Gemälde zu horrenden Preisen
Es liegen nur etwa vier Jahre zwischen den frühesten und spätesten Bildern, die man der Bewegung der Fauves zurechnet. Museumsdirektor Josef Helfenstein und Gastkurator Arthur Fink erzählen die Geschichte dieser ersten Avantgardebewegung des 20. Jahrhunderts mit nicht weniger als 160 Werken, viele Leihgaben aus Europa, den USA und Japan, die noch nie in der Schweiz zu sehen waren.
Wobei auffällt, dass von André Derain mehr Gemälde (24 von insgesamt 41 Werken) zu sehen sind als von Henri Matisse, dem Star der Bewegung, der zwar mit 49 Werken vertreten ist, aber nur mit 16 seiner inzwischen zu horrenden Preisen gehandelten Gemälden.

Die Ausstellungserzählung beginnt mit den skandalisierten Auftritten an den Pariser Salonausstellungen im Herbst und im Frühling 1905. Dann folgen die Ausflüge ins südfranzösische, nahe der spanischen Grenze liegenden Fischerdorf Collioure. Im Licht des Südens bekommen die Gemälde von Henri Matisse und André Derain eine Farbigkeit, die fern jeder Realität ist. Und eine Flächigkeit, die auf Hell-dunkel-Schattierungen verzichtet.

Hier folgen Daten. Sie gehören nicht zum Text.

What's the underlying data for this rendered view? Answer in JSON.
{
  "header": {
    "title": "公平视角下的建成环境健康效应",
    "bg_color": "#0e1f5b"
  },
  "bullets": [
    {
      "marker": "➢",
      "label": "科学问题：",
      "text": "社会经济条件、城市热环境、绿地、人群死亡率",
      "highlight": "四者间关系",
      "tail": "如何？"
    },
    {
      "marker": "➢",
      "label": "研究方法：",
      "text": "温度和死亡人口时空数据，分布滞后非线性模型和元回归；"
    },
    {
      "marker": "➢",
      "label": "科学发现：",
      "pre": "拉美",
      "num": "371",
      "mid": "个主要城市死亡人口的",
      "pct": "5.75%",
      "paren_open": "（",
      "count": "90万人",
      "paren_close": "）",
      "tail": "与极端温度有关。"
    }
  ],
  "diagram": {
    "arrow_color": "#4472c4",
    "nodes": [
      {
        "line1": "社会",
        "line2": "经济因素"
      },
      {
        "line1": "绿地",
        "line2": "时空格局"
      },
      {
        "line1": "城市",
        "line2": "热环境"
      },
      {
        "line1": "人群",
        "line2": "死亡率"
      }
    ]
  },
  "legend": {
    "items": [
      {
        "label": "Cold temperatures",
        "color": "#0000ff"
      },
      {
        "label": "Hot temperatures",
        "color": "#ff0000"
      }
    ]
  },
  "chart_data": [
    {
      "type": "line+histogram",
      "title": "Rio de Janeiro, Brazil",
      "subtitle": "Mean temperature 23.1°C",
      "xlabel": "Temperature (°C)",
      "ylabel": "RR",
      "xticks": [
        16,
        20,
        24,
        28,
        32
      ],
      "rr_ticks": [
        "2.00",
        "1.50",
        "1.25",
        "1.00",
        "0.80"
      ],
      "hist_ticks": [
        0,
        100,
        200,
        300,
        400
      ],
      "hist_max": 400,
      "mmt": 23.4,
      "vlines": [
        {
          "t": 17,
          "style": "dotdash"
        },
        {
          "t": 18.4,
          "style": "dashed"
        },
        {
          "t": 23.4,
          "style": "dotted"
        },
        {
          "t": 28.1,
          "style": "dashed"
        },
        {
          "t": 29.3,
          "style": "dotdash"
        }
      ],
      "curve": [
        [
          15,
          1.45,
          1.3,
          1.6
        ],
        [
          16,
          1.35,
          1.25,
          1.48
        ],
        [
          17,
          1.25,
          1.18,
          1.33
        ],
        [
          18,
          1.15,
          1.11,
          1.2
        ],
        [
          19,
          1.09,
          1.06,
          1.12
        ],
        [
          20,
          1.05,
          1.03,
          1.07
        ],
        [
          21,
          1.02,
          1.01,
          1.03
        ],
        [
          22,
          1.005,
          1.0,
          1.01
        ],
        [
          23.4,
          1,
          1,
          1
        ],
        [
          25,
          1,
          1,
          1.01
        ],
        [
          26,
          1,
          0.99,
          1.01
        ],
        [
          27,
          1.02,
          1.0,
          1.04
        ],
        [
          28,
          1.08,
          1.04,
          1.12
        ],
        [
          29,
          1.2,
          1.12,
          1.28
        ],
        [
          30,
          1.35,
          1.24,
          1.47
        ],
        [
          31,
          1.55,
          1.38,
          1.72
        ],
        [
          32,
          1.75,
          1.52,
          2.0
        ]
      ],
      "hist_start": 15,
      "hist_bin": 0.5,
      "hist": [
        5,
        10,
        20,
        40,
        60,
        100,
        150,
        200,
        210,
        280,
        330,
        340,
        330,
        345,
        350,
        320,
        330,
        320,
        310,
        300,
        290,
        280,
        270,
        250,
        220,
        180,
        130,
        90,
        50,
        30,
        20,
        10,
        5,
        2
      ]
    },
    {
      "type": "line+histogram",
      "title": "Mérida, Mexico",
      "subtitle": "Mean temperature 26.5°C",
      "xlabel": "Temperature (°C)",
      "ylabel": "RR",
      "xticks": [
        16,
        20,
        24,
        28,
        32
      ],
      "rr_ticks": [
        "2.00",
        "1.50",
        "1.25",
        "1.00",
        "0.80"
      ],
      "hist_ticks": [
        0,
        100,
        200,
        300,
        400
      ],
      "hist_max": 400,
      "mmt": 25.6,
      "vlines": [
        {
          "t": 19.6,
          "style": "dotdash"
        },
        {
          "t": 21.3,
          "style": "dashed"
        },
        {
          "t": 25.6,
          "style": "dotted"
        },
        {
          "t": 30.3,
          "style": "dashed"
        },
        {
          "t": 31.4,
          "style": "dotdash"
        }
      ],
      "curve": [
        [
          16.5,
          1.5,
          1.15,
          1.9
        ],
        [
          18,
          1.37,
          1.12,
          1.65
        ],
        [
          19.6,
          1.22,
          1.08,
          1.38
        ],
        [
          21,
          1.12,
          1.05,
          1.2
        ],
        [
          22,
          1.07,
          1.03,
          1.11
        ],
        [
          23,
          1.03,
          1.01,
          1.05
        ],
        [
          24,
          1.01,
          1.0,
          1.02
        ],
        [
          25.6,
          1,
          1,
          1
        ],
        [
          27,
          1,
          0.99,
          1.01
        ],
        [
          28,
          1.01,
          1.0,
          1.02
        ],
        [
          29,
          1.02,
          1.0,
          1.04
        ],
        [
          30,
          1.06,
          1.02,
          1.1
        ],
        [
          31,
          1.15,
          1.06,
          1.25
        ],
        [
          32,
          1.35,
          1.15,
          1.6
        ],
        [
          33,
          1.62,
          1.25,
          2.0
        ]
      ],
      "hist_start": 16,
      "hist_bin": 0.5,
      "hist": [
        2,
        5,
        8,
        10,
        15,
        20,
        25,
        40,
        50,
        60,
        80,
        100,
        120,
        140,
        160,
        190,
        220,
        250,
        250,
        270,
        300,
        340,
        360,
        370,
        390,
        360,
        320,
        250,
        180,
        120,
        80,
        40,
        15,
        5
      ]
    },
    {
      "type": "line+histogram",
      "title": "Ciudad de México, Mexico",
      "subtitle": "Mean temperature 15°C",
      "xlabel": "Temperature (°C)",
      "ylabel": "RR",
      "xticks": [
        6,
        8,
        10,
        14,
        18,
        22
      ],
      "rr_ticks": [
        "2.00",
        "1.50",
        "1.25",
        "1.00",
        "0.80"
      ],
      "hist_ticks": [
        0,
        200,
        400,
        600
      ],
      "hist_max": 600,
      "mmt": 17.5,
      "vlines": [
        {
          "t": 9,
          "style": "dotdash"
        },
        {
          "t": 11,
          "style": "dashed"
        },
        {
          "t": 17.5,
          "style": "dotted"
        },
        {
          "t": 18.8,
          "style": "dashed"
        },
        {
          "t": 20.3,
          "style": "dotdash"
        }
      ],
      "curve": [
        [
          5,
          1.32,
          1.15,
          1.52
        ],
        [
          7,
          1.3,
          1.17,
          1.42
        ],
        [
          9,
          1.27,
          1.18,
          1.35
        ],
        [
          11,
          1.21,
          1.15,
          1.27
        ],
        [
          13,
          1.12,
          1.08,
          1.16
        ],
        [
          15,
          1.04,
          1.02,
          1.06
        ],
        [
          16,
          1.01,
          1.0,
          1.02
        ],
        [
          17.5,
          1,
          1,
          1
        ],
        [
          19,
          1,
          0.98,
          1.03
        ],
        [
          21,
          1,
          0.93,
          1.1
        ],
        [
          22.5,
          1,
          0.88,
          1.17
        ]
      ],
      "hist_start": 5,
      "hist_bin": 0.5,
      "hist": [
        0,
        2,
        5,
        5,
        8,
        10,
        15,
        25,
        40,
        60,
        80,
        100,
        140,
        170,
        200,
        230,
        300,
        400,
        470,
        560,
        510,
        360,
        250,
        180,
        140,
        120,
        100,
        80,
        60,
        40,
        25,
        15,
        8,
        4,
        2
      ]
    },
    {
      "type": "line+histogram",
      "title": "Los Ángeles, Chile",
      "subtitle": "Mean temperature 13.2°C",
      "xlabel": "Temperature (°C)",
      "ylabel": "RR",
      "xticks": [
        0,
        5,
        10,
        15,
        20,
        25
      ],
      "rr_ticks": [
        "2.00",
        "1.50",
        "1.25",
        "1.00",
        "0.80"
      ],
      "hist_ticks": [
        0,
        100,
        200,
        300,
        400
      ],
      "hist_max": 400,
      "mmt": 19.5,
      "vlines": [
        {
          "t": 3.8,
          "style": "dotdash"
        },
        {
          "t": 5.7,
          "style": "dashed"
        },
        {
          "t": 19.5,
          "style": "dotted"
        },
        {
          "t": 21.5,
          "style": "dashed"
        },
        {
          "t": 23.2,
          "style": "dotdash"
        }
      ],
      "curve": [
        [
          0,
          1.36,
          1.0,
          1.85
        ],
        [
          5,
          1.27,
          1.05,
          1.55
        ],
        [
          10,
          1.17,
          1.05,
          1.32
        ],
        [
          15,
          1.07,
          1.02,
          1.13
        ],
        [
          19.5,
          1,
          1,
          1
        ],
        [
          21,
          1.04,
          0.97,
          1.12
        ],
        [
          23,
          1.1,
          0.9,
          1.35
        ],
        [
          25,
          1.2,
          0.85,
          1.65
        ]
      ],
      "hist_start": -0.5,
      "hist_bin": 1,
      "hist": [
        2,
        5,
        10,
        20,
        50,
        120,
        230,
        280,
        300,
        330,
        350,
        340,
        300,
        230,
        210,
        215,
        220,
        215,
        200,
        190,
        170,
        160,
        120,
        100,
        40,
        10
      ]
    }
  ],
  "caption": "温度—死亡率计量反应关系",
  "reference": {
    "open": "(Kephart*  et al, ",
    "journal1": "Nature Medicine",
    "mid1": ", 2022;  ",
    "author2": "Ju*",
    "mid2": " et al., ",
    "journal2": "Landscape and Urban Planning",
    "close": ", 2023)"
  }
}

Eines der berühmtesten Bilder aus dem Jahr 1905 ist Matisse’ «La plage rouge», in dem der Sandstrand aus knallroten Pinselstrichen zusammengefügt ist, auf denen sich ein paar kindlich wirkende Strichmännchen tummeln.
Von Okzitanien bis in die Normandie
Nach dem Pariser Herbstsalon von 1905 stossen die Maler Raoul Dufy und Georges Braque zu den Fauves, die ihren Namen übrigens von einem konservativen Kunstkritiker bekamen, der ihre Kunst zutiefst verabscheute. Die Fauves und ihrer Galeristen eigneten sich das Schimpfwort flugs als Markennamen an, um so ihre Kunst besser verkaufen zu können.
Bald wurde neben Collioure auch Trouville in der Normandie – wo die wohlhabenden Pariser Ferien zu machen pflegten, bevor die Côte d’Azur als Feriendomizil entdeckt wurde – zu einem Hotspot der Malergruppe. Hier entstand 1906 etwa Albert Marquets «Affiches à Trouville», bei dem es sich um eines der ersten Gemälde handelt, das Werbeplakate zum Thema macht.

Ein besonderes Augenmerk wirft die Schau auf das Verhältnis der Maler zu den Prostituierten. Dabei stellen die Ausstellungsmacher fest – sie stützen sich dabei auf die Expertise der feministischen Pariser Historikerin Gabrielle Houbre –, dass Porträts von Sexarbeiterinnen, wie etwa die hingebungsvoll blickende «Gitane» von Matisse, den «male gaze» darstellen.
Der «male gaze» und die weibliche Subjektivität
Nur ganz selten, etwa bei André Derains «La Femme en chemise», wird der Frau im Bild eine eigene Subjektivität zugebilligt. Die Künstler frönten in Bezug auf die Bordelle einer besonderen lustvollen Form der «appropriation art», insofern sie die einschlägigen Etablissements zur eigenen Triebabfuhr frequentierten, wie Sigmund Freud sagen würde. Aber auch, weil sie dort billige Modelle fanden, die sie für ihre sexualisierte Porträtmalerei ausbeuten konnten.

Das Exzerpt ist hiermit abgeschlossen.